- Oct 2018
Do you mean with regard to the British Empire? As MG1962a notes, there were no official obligations on the matter of war. However, the colonies/Australia had consistently sent troops to fight for the British (the Maori war, Sudan 1885, the Boxer Rebellion, the Boer War, WWI), and Australia expected protection as a dominion of the empire. Australia wasn't actually a de jure sovereign state prior to 1942. The 1931 Statute of Westminster legally transformed Australia from a self-governing colony to a sovereign state when it was adopted by the Australian government in 1942, and was retroactively applied to Australian legislation from 1939 onwards, that is, from the beginning of WWII. This isn't a well-known fact among Australians, since, culturally, we place more importance on the 1901 federation of the six Australian colonies into the Commonwealth of Australia than we do the act of gaining legal independence from Britain.

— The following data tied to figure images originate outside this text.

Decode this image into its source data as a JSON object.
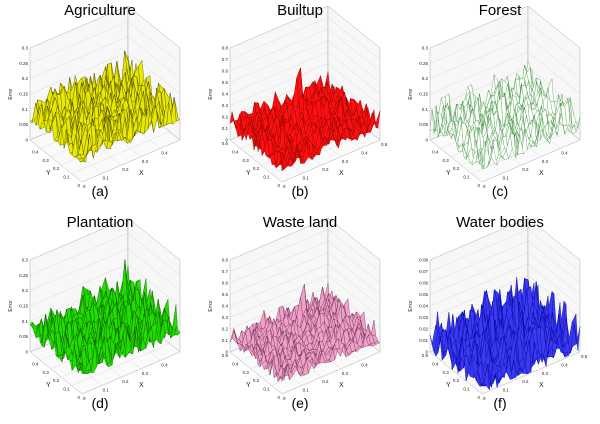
{
  "figure": {
    "panels": [
      {
        "title": "Agriculture",
        "caption": "(a)"
      },
      {
        "title": "Builtup",
        "caption": "(b)"
      },
      {
        "title": "Forest",
        "caption": "(c)"
      },
      {
        "title": "Plantation",
        "caption": "(d)"
      },
      {
        "title": "Waste land",
        "caption": "(e)"
      },
      {
        "title": "Water bodies",
        "caption": "(f)"
      }
    ]
  },
  "chart_data": [
    {
      "type": "surface3d",
      "title": "Agriculture",
      "caption": "(a)",
      "xlabel": "X",
      "ylabel": "Y",
      "zlabel": "Error",
      "xlim": [
        0,
        0.5
      ],
      "ylim": [
        0,
        0.5
      ],
      "zlim": [
        0,
        0.3
      ],
      "xticks": [
        "0",
        "0.1",
        "0.2",
        "0.3",
        "0.4"
      ],
      "yticks": [
        "0",
        "0.1",
        "0.2",
        "0.3",
        "0.4"
      ],
      "zticks": [
        "0",
        "0.05",
        "0.1",
        "0.15",
        "0.2",
        "0.25",
        "0.3"
      ],
      "surface_color": "#e8e800",
      "mesh_color": "#3a3a00",
      "base_error": 0.06,
      "noise_amplitude": 0.1,
      "peaks": [
        {
          "x": 0.45,
          "y": 0.42,
          "error": 0.24
        }
      ]
    },
    {
      "type": "surface3d",
      "title": "Builtup",
      "caption": "(b)",
      "xlabel": "X",
      "ylabel": "Y",
      "zlabel": "Error",
      "xlim": [
        0,
        0.5
      ],
      "ylim": [
        0,
        0.5
      ],
      "zlim": [
        0,
        0.8
      ],
      "xticks": [
        "0",
        "0.1",
        "0.2",
        "0.3",
        "0.4",
        "0.5"
      ],
      "yticks": [
        "0",
        "0.1",
        "0.2",
        "0.3",
        "0.4",
        "0.5"
      ],
      "zticks": [
        "0",
        "0.1",
        "0.2",
        "0.3",
        "0.4",
        "0.5",
        "0.6",
        "0.7",
        "0.8"
      ],
      "surface_color": "#ff1010",
      "mesh_color": "#7a0000",
      "base_error": 0.08,
      "noise_amplitude": 0.18,
      "peaks": [
        {
          "x": 0.28,
          "y": 0.36,
          "error": 0.72
        },
        {
          "x": 0.1,
          "y": 0.18,
          "error": 0.45
        },
        {
          "x": 0.4,
          "y": 0.2,
          "error": 0.4
        }
      ]
    },
    {
      "type": "surface3d",
      "title": "Forest",
      "caption": "(c)",
      "xlabel": "X",
      "ylabel": "Y",
      "zlabel": "Error",
      "xlim": [
        0,
        0.5
      ],
      "ylim": [
        0,
        0.5
      ],
      "zlim": [
        0,
        0.3
      ],
      "xticks": [
        "0",
        "0.1",
        "0.2",
        "0.3",
        "0.4"
      ],
      "yticks": [
        "0",
        "0.1",
        "0.2",
        "0.3",
        "0.4"
      ],
      "zticks": [
        "0",
        "0.05",
        "0.1",
        "0.15",
        "0.2",
        "0.25",
        "0.3"
      ],
      "surface_color": "#ffffff",
      "mesh_color": "#2e8b2e",
      "base_error": 0.03,
      "noise_amplitude": 0.1,
      "peaks": []
    },
    {
      "type": "surface3d",
      "title": "Plantation",
      "caption": "(d)",
      "xlabel": "X",
      "ylabel": "Y",
      "zlabel": "Error",
      "xlim": [
        0,
        0.5
      ],
      "ylim": [
        0,
        0.5
      ],
      "zlim": [
        0,
        0.3
      ],
      "xticks": [
        "0",
        "0.1",
        "0.2",
        "0.3",
        "0.4"
      ],
      "yticks": [
        "0",
        "0.1",
        "0.2",
        "0.3",
        "0.4"
      ],
      "zticks": [
        "0",
        "0.05",
        "0.1",
        "0.15",
        "0.2",
        "0.25",
        "0.3"
      ],
      "surface_color": "#22dd00",
      "mesh_color": "#0a4a00",
      "base_error": 0.05,
      "noise_amplitude": 0.1,
      "peaks": [
        {
          "x": 0.42,
          "y": 0.38,
          "error": 0.24
        }
      ]
    },
    {
      "type": "surface3d",
      "title": "Waste land",
      "caption": "(e)",
      "xlabel": "X",
      "ylabel": "Y",
      "zlabel": "Error",
      "xlim": [
        0,
        0.5
      ],
      "ylim": [
        0,
        0.5
      ],
      "zlim": [
        0,
        0.8
      ],
      "xticks": [
        "0",
        "0.1",
        "0.2",
        "0.3",
        "0.4"
      ],
      "yticks": [
        "0",
        "0.1",
        "0.2",
        "0.3",
        "0.4",
        "0.5"
      ],
      "zticks": [
        "0",
        "0.1",
        "0.2",
        "0.3",
        "0.4",
        "0.5",
        "0.6",
        "0.7",
        "0.8"
      ],
      "surface_color": "#f0a0c8",
      "mesh_color": "#5a2040",
      "base_error": 0.08,
      "noise_amplitude": 0.16,
      "peaks": [
        {
          "x": 0.3,
          "y": 0.36,
          "error": 0.62
        },
        {
          "x": 0.45,
          "y": 0.28,
          "error": 0.46
        }
      ]
    },
    {
      "type": "surface3d",
      "title": "Water bodies",
      "caption": "(f)",
      "xlabel": "X",
      "ylabel": "Y",
      "zlabel": "Error",
      "xlim": [
        0,
        0.5
      ],
      "ylim": [
        0,
        0.5
      ],
      "zlim": [
        0,
        0.08
      ],
      "xticks": [
        "0",
        "0.1",
        "0.2",
        "0.3",
        "0.4",
        "0.5"
      ],
      "yticks": [
        "0",
        "0.1",
        "0.2",
        "0.3",
        "0.4",
        "0.5"
      ],
      "zticks": [
        "0",
        "0.01",
        "0.02",
        "0.03",
        "0.04",
        "0.05",
        "0.06",
        "0.07",
        "0.08"
      ],
      "surface_color": "#3a3aee",
      "mesh_color": "#0000a0",
      "base_error": 0.0,
      "noise_amplitude": 0.035,
      "peaks": [
        {
          "x": 0.3,
          "y": 0.3,
          "error": 0.05
        }
      ]
    }
  ]
}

After all, most Australians can trace their heritage to Britain, and the Queen is still our official head of state.What were Australia's treaty obligations if not faced with an immediate or direct threat?
In the 50s and 60s Australia continued to militarily support Britain in the Malayan Emergency and the Indonesia-Malaysia Confrontation, but WWII had changed things. During WWII MacArthur had based himself in Australia, and in 1951 Australia, the US and NZ entered upon the ANZUS Treaty in the interests of collective security.